= Financial Reform Division =

Government body in Victoria, Australia

The Financial Reform Division was part of the Department of Treasury and Finance, of the Government of Victoria, in the state of Victoria, Australia. The Financial Reform Division ceased to exist in 2009.

The Financial Reform Division leads and coordinates reforms to financial management approaches and systems to ensure Victoria remains at the forefront of public sector financial management. Current reform initiatives relate to

- operational frameworks for finance and resource management,
- legislation governing the management of public resources, and
- systems to support government decision-making through the collection and production of information and advice.

The Financial Reform Division's deputy secretary is Dean Yates.

==A History of Public Finance in Victoria==
Program budgeting in Victoria (as well as in other states and countries) initially focused on inputs (such as the number of pens used, the number of phone calls made, etcetera) rather than outputs.

The 1980s and 1990s was a period of reflection about the effectiveness of the public service in carrying out its core functions.

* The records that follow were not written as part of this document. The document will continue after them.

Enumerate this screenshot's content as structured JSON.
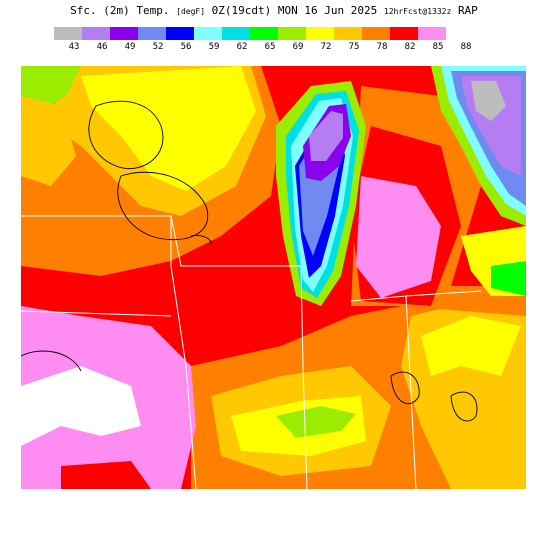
{
  "title": {
    "main": "Sfc. (2m) Temp.",
    "unit": "[degF]",
    "valid": "0Z(19cdt) MON 16 Jun 2025",
    "fcst": "12hrFcst@1332z",
    "model": "RAP"
  },
  "legend": {
    "colors": [
      "#bdbdbd",
      "#b57df2",
      "#8a00ee",
      "#6f8af0",
      "#0000ff",
      "#7fffff",
      "#00dfe4",
      "#00ff00",
      "#9aec00",
      "#ffff00",
      "#ffc800",
      "#ff8000",
      "#ff0000",
      "#ff8cf0"
    ],
    "labels": [
      "43",
      "46",
      "49",
      "52",
      "56",
      "59",
      "62",
      "65",
      "69",
      "72",
      "75",
      "78",
      "82",
      "85",
      "88"
    ]
  },
  "map": {
    "palette": {
      "t43": "#bdbdbd",
      "t46": "#b57df2",
      "t49": "#8a00ee",
      "t52": "#6f8af0",
      "t56": "#0000ff",
      "t59": "#7fffff",
      "t62": "#00dfe4",
      "t65": "#00ff00",
      "t69": "#9aec00",
      "t72": "#ffff00",
      "t75": "#ffc800",
      "t78": "#ff8000",
      "t82": "#ff0000",
      "t85": "#ff8cf0",
      "t88": "#ffffff"
    }
  }
}
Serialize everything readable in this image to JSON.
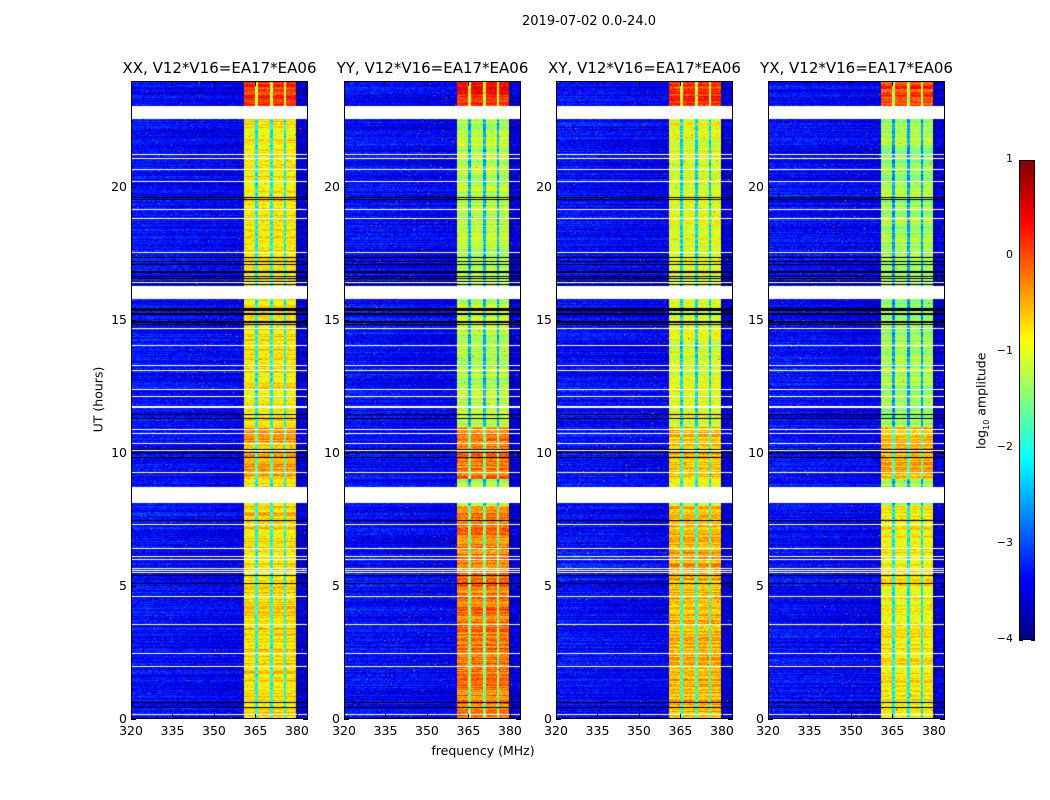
{
  "figure": {
    "suptitle": "2019-07-02 0.0-24.0"
  },
  "chart_data": {
    "type": "heatmap",
    "title": "2019-07-02 0.0-24.0",
    "xlabel": "frequency (MHz)",
    "ylabel": "UT (hours)",
    "xlim": [
      320,
      384
    ],
    "ylim": [
      0,
      24
    ],
    "xticks": [
      "320",
      "335",
      "350",
      "365",
      "380"
    ],
    "xtick_values": [
      320,
      335,
      350,
      365,
      380
    ],
    "yticks": [
      "0",
      "5",
      "10",
      "15",
      "20"
    ],
    "ytick_values": [
      0,
      5,
      10,
      15,
      20
    ],
    "panels": [
      {
        "title": "XX, V12*V16=EA17*EA06",
        "band_level": -0.8,
        "early_level": -0.7,
        "late_level": 0.2,
        "mid_level": -0.4
      },
      {
        "title": "YY, V12*V16=EA17*EA06",
        "band_level": -1.2,
        "early_level": -0.2,
        "late_level": 0.3,
        "mid_level": -0.2
      },
      {
        "title": "XY, V12*V16=EA17*EA06",
        "band_level": -1.0,
        "early_level": -0.5,
        "late_level": 0.2,
        "mid_level": -0.6
      },
      {
        "title": "YX, V12*V16=EA17*EA06",
        "band_level": -1.3,
        "early_level": -0.8,
        "late_level": 0.1,
        "mid_level": -0.5
      }
    ],
    "signal_band_mhz": [
      361,
      380
    ],
    "channel_gaps_mhz": [
      365.5,
      371,
      376
    ],
    "flagged_hours": [
      [
        22.6,
        23.1
      ],
      [
        15.8,
        16.3
      ],
      [
        8.1,
        8.7
      ]
    ],
    "background_level": -3.3,
    "colorbar": {
      "label": "log",
      "label_sub": "10",
      "label_rest": " amplitude",
      "range": [
        -4,
        1
      ],
      "ticks": [
        "1",
        "0",
        "−1",
        "−2",
        "−3",
        "−4"
      ],
      "tick_values": [
        1,
        0,
        -1,
        -2,
        -3,
        -4
      ],
      "colormap": "jet"
    }
  }
}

Reforms of this period aimed to make the public service more flexible, efficient, and responsive to government direction.

Modern public service became characterised by a stronger focus on objectives with performance being assessed on the basis of results. Private sector management and employment practices were commonly adopted in the public sector.

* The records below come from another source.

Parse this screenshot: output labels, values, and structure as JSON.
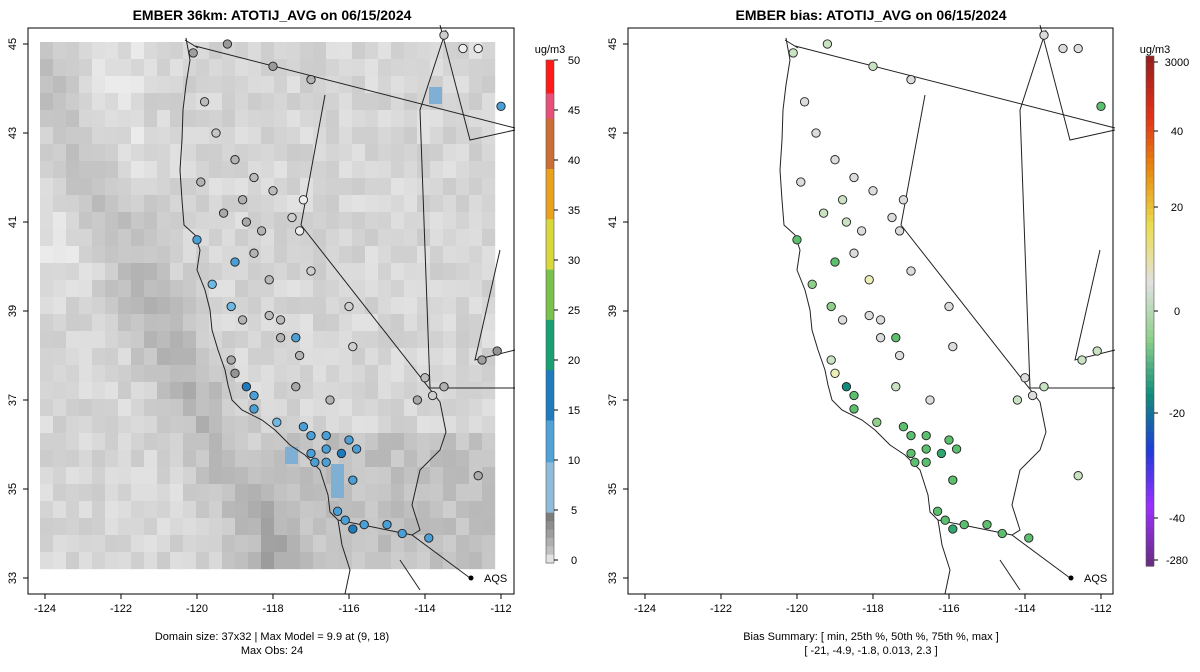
{
  "left_panel": {
    "title": "EMBER 36km: ATOTIJ_AVG on 06/15/2024",
    "x_ticks": [
      "-124",
      "-122",
      "-120",
      "-118",
      "-116",
      "-114",
      "-112"
    ],
    "y_ticks": [
      "33",
      "35",
      "37",
      "39",
      "41",
      "43",
      "45"
    ],
    "colorbar_unit": "ug/m3",
    "colorbar_ticks": [
      "0",
      "5",
      "10",
      "15",
      "20",
      "25",
      "30",
      "35",
      "40",
      "45",
      "50"
    ],
    "footer_line1": "Domain size: 37x32 | Max Model = 9.9 at (9, 18)",
    "footer_line2": "Max Obs: 24",
    "marker_label": "AQS"
  },
  "right_panel": {
    "title": "EMBER bias: ATOTIJ_AVG on 06/15/2024",
    "x_ticks": [
      "-124",
      "-122",
      "-120",
      "-118",
      "-116",
      "-114",
      "-112"
    ],
    "y_ticks": [
      "33",
      "35",
      "37",
      "39",
      "41",
      "43",
      "45"
    ],
    "colorbar_unit": "ug/m3",
    "colorbar_ticks": [
      "-280",
      "-40",
      "-20",
      "0",
      "20",
      "40",
      "3000"
    ],
    "footer_line1": "Bias Summary: [ min, 25th %, 50th %, 75th %, max ]",
    "footer_line2": "[ -21,   -4.9,   -1.8,   0.013,   2.3 ]",
    "marker_label": "AQS"
  },
  "colors": {
    "conc_scale": [
      "#e4e4e4",
      "#a0a0a0",
      "#6fb6e3",
      "#1f7bbd",
      "#17a071",
      "#79c34d",
      "#d4e04a",
      "#eda21e",
      "#d06d1a",
      "#c0a8c8",
      "#ff1a1a"
    ],
    "bias_scale": [
      "#6a2d86",
      "#9b30ff",
      "#1f3bd8",
      "#118c7c",
      "#8ed08a",
      "#e0e0e0",
      "#eadf52",
      "#e88c10",
      "#e03018",
      "#9a2020"
    ]
  },
  "chart_data": {
    "type": "map",
    "panels": [
      {
        "title": "EMBER 36km: ATOTIJ_AVG on 06/15/2024",
        "xlim": [
          -124,
          -112
        ],
        "ylim": [
          33,
          45
        ],
        "colorbar_range": [
          0,
          50
        ],
        "site_values": [
          {
            "lon": -120.1,
            "lat": 44.8,
            "v": 4.5
          },
          {
            "lon": -119.2,
            "lat": 45.0,
            "v": 4.8
          },
          {
            "lon": -118.0,
            "lat": 44.5,
            "v": 4.8
          },
          {
            "lon": -117.0,
            "lat": 44.2,
            "v": 3.5
          },
          {
            "lon": -119.8,
            "lat": 43.7,
            "v": 3.0
          },
          {
            "lon": -119.5,
            "lat": 43.0,
            "v": 2.5
          },
          {
            "lon": -119.0,
            "lat": 42.4,
            "v": 3.4
          },
          {
            "lon": -118.5,
            "lat": 42.0,
            "v": 3.0
          },
          {
            "lon": -118.0,
            "lat": 41.7,
            "v": 3.0
          },
          {
            "lon": -119.9,
            "lat": 41.9,
            "v": 3.4
          },
          {
            "lon": -118.8,
            "lat": 41.5,
            "v": 3.6
          },
          {
            "lon": -119.3,
            "lat": 41.2,
            "v": 4.0
          },
          {
            "lon": -118.7,
            "lat": 41.0,
            "v": 4.0
          },
          {
            "lon": -118.3,
            "lat": 40.8,
            "v": 3.4
          },
          {
            "lon": -117.2,
            "lat": 41.5,
            "v": 0.5
          },
          {
            "lon": -117.5,
            "lat": 41.1,
            "v": 2.0
          },
          {
            "lon": -117.3,
            "lat": 40.8,
            "v": 0.8
          },
          {
            "lon": -120.0,
            "lat": 40.6,
            "v": 14.5
          },
          {
            "lon": -119.0,
            "lat": 40.1,
            "v": 11.0
          },
          {
            "lon": -118.5,
            "lat": 40.3,
            "v": 3.4
          },
          {
            "lon": -118.1,
            "lat": 39.7,
            "v": 3.2
          },
          {
            "lon": -117.0,
            "lat": 39.9,
            "v": 2.0
          },
          {
            "lon": -119.6,
            "lat": 39.6,
            "v": 10.0
          },
          {
            "lon": -119.1,
            "lat": 39.1,
            "v": 10.0
          },
          {
            "lon": -118.8,
            "lat": 38.8,
            "v": 3.4
          },
          {
            "lon": -118.1,
            "lat": 38.9,
            "v": 3.0
          },
          {
            "lon": -117.8,
            "lat": 38.8,
            "v": 3.0
          },
          {
            "lon": -117.4,
            "lat": 38.4,
            "v": 11.0
          },
          {
            "lon": -117.8,
            "lat": 38.4,
            "v": 3.4
          },
          {
            "lon": -116.0,
            "lat": 39.1,
            "v": 2.0
          },
          {
            "lon": -115.9,
            "lat": 38.2,
            "v": 2.0
          },
          {
            "lon": -117.3,
            "lat": 38.0,
            "v": 3.4
          },
          {
            "lon": -119.1,
            "lat": 37.9,
            "v": 4.0
          },
          {
            "lon": -119.0,
            "lat": 37.6,
            "v": 5.0
          },
          {
            "lon": -118.7,
            "lat": 37.3,
            "v": 17.0
          },
          {
            "lon": -118.5,
            "lat": 37.1,
            "v": 11.0
          },
          {
            "lon": -117.4,
            "lat": 37.3,
            "v": 4.0
          },
          {
            "lon": -116.5,
            "lat": 37.0,
            "v": 3.5
          },
          {
            "lon": -118.5,
            "lat": 36.8,
            "v": 13.0
          },
          {
            "lon": -117.9,
            "lat": 36.5,
            "v": 10.0
          },
          {
            "lon": -117.2,
            "lat": 36.4,
            "v": 12.0
          },
          {
            "lon": -116.6,
            "lat": 36.2,
            "v": 14.0
          },
          {
            "lon": -117.0,
            "lat": 36.2,
            "v": 11.0
          },
          {
            "lon": -116.0,
            "lat": 36.1,
            "v": 11.0
          },
          {
            "lon": -116.6,
            "lat": 35.9,
            "v": 14.0
          },
          {
            "lon": -117.0,
            "lat": 35.8,
            "v": 13.0
          },
          {
            "lon": -116.2,
            "lat": 35.8,
            "v": 15.0
          },
          {
            "lon": -115.8,
            "lat": 35.9,
            "v": 12.0
          },
          {
            "lon": -116.9,
            "lat": 35.6,
            "v": 14.0
          },
          {
            "lon": -116.6,
            "lat": 35.6,
            "v": 13.0
          },
          {
            "lon": -115.9,
            "lat": 35.2,
            "v": 11.0
          },
          {
            "lon": -116.3,
            "lat": 34.5,
            "v": 12.0
          },
          {
            "lon": -116.1,
            "lat": 34.3,
            "v": 14.0
          },
          {
            "lon": -115.9,
            "lat": 34.1,
            "v": 15.0
          },
          {
            "lon": -115.6,
            "lat": 34.2,
            "v": 12.0
          },
          {
            "lon": -115.0,
            "lat": 34.2,
            "v": 12.0
          },
          {
            "lon": -114.6,
            "lat": 34.0,
            "v": 14.0
          },
          {
            "lon": -113.9,
            "lat": 33.9,
            "v": 11.0
          },
          {
            "lon": -114.0,
            "lat": 37.5,
            "v": 3.0
          },
          {
            "lon": -113.5,
            "lat": 37.3,
            "v": 3.6
          },
          {
            "lon": -114.2,
            "lat": 37.0,
            "v": 4.0
          },
          {
            "lon": -113.8,
            "lat": 37.1,
            "v": 2.0
          },
          {
            "lon": -112.5,
            "lat": 37.9,
            "v": 4.5
          },
          {
            "lon": -112.1,
            "lat": 38.1,
            "v": 5.0
          },
          {
            "lon": -112.6,
            "lat": 35.3,
            "v": 3.8
          },
          {
            "lon": -112.0,
            "lat": 43.6,
            "v": 12.0
          },
          {
            "lon": -113.0,
            "lat": 44.9,
            "v": 0.5
          },
          {
            "lon": -112.6,
            "lat": 44.9,
            "v": 0.5
          },
          {
            "lon": -113.5,
            "lat": 45.2,
            "v": 2.0
          }
        ]
      },
      {
        "title": "EMBER bias: ATOTIJ_AVG on 06/15/2024",
        "xlim": [
          -124,
          -112
        ],
        "ylim": [
          33,
          45
        ],
        "colorbar_range": [
          -280,
          3000
        ],
        "bias_summary": {
          "min": -21,
          "p25": -4.9,
          "p50": -1.8,
          "p75": 0.013,
          "max": 2.3
        }
      }
    ]
  }
}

As of 2009, Victorian public finance still focused on outputs while many other jurisdictions were starting to focus on outcomes. The Victorian model's focus on delivering outputs instead of outcomes was part of a deliberate incremental strategy to emphasise outcomes once the output management framework was in place.

While Victorian public finance legislation does not require the specification of outcomes, in 2001 the Victorian Government released Growing Victoria Together, which sets out its long-term goals (or outcomes), including performance measures for social, environmental, and economic progress. Progress against these performance measures is reported annually in the Growing Victoria Together Progress Report published in the budget papers.

==The Public Finance Bill Project==
In October 2008, the Financial Reform Division released a discussion paper detailing its intended reform of financial management in Victoria. The reforms will see

- a focus on outcomes rather than outputs,
- a move to simplify the definition of entities, and
- an attempt to strengthen the relationship between the citizen and the state by increasing transparency and accountability.